The Board found that the text was silent on its effect on the ability to strike or lockout. The Board explained that while the Minister states that his direction was made pursuant to section 107 and “in keeping with the objectives of section 80”, the jurisprudence explains that section 80 should only be applied in exceptional circumstances and that section 80 does not operate to automatically suspend the right to strike or lockout.

The Board also noted that the circumstances of the referral are well outside the normal course of events, the Board was unaware of another instance in which the Minister has asked it to order binding arbitration under section 107 at this stage of collective bargaining, and further emphasized that intervention in labour disputes that impedes the right to strike, or lockout have historically been done through an act of Parliament

2. Statutory Context

When examining the statutory context, the Board emphasized that the Code does not explicitly indicate the effect of a ministerial referral under section 107 on strike or lockout activity. The Board did find it informative that other provisions of the Code restrict the right to strike/lockout, or reference alternative methods of resolving collective bargaining impasses. For example, the Board highlights section 79 whichprovides a mechanism for parties to agree to binding arbitration to settle a collective agreement and explicitly states that such a mutual agreement suspends the parties’ right to strike or lockout.
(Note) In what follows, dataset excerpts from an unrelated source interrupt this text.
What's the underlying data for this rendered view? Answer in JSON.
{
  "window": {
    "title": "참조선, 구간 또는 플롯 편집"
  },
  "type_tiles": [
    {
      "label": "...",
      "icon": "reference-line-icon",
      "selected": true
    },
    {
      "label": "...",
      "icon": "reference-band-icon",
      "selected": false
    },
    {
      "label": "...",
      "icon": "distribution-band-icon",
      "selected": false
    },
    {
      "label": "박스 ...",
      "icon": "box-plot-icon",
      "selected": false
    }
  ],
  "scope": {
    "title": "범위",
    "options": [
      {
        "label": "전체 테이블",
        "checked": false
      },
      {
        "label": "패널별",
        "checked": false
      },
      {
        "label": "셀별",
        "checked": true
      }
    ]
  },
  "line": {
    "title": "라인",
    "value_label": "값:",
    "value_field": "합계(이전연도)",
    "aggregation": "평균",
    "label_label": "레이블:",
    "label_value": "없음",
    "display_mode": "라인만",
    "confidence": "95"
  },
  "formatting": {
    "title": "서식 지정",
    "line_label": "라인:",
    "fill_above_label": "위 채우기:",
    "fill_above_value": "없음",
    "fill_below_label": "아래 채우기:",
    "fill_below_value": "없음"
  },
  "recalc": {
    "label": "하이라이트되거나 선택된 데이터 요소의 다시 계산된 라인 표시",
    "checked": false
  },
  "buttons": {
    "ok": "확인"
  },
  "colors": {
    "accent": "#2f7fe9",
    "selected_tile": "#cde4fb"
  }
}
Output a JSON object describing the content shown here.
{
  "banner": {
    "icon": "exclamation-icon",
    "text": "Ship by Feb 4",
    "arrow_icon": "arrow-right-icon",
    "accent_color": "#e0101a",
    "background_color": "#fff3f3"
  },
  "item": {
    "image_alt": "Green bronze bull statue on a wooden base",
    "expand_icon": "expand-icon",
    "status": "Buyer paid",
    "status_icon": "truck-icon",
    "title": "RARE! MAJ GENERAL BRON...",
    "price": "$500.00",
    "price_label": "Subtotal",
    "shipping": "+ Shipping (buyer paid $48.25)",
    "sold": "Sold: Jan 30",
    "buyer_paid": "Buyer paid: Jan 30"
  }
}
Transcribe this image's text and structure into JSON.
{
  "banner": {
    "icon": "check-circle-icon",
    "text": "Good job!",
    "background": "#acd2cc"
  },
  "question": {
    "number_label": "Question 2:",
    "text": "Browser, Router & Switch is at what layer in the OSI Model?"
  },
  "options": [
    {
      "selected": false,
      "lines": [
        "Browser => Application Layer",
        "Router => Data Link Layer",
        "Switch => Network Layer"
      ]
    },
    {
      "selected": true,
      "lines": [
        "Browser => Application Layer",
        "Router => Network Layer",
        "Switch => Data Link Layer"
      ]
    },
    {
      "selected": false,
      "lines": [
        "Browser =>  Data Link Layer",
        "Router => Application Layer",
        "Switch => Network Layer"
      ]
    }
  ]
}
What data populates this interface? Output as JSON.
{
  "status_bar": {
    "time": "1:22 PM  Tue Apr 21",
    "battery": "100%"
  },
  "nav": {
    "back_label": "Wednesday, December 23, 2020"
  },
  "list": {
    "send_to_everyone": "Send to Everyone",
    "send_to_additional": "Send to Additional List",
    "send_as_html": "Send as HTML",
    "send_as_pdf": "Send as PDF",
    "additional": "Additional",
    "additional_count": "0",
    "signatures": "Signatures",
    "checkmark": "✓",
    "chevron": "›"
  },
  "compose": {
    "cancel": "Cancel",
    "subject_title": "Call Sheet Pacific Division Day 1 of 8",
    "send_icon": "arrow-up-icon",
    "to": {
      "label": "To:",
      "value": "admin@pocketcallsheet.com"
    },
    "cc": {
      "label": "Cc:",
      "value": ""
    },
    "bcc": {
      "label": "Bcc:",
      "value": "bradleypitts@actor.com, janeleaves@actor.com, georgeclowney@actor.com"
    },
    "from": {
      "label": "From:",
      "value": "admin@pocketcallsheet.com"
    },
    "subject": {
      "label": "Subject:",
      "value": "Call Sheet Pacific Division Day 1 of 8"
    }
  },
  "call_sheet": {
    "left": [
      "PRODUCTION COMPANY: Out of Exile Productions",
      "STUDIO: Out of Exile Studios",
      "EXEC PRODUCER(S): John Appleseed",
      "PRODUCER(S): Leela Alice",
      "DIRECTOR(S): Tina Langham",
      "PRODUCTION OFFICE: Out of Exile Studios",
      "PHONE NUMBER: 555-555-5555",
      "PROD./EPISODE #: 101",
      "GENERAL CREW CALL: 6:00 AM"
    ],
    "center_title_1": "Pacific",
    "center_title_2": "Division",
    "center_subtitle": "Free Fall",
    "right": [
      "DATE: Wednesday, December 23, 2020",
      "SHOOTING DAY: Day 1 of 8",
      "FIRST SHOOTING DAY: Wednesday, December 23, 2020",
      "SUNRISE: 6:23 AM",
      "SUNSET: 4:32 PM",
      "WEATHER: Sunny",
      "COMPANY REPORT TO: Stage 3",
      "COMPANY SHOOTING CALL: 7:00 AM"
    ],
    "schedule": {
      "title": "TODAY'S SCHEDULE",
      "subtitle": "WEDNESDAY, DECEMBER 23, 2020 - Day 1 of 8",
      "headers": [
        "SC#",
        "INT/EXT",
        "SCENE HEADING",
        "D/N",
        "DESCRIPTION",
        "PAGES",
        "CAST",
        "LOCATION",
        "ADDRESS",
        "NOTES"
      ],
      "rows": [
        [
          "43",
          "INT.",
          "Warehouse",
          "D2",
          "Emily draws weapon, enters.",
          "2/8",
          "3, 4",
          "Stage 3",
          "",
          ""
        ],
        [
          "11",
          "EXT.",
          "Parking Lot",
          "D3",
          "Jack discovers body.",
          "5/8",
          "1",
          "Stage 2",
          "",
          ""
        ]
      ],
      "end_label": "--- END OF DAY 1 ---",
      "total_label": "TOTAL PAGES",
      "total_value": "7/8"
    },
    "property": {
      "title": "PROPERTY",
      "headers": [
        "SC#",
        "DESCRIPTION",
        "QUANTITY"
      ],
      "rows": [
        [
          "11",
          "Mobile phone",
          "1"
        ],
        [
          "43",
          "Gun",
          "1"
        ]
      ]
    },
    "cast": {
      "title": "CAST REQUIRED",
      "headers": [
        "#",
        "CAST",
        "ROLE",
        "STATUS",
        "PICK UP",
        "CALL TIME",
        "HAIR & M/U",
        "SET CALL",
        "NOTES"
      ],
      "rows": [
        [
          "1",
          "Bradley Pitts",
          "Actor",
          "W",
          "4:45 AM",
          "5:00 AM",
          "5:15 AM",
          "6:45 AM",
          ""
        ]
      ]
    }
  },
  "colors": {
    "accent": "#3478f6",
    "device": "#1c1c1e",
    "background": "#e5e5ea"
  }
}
The Board found it notable that, in contrast, the Code does not state that a ministerial referral made under section 107 has a similar effect. Furthermore, unlike agreements under section 79, section 80 of the Code is silent on the effect of a referral on the right to strike or lockout. The Board highlights that its jurisprudence has not interpreted this section as operating to automatically suspend the right to strike or lockout (see LTS Solutions Ltd., 2022 CIRB 104, CJMS Radio Montréal Limitée (1978), 27 di 796; and [1979] 1 Can LRBR 332 (CLRB no. 160).

3. Charter Values

Having found that the referral is silent on its effect on the ability to strike or lockout and that there are no Code provisions that conclusively address the effect of the referral on this ability, the Board found that they must apply Charter values in issuing the order directed by the Minister in the referral.

The Board found the ministerial referral clearly engages the guarantee of freedom of association set out in section 2(d) of the Charter as it has the effect of imposing binding arbitration on the parties to resolve their first collective agreement.

In issuing the Order, the Board was tasked with balancing the right to a meaningful process of collective bargaining with the objectives of the Code. The Board found that it must apply the ministerial referral in a manner that prioritizes the Charter values underlying freedom of association. Given the Supreme Court of Canada’s reasoning in Saskatchewan Federation of Labour, which characterizes the ability to strike as an essential component of meaningful collective bargaining, the Board found they cannot apply the referral in a manner that would restrict or suspend the parties’ right to strike or lockout. The Board found that this would amount to a substantial interference with the Charter right to a meaningful process of free collective bargaining and would be inconsistent with the freedom of association.

As a result, the Board found that the ministerial referral under section 107 of the Code did not have the effect of suspending the parties’ right to strike or lockout.

In our View

The decision provides helpful insight into the right to strike and lockout in the context of a referral made by the Minister of Labour under section 107 of the Code. This decision also highlights a potential legislative gap in section 107 and 80 of the Code because, as the Board highlights, neither provision addresses whether a direction made under these provisions has the effect of suspending the right to strike or lockout.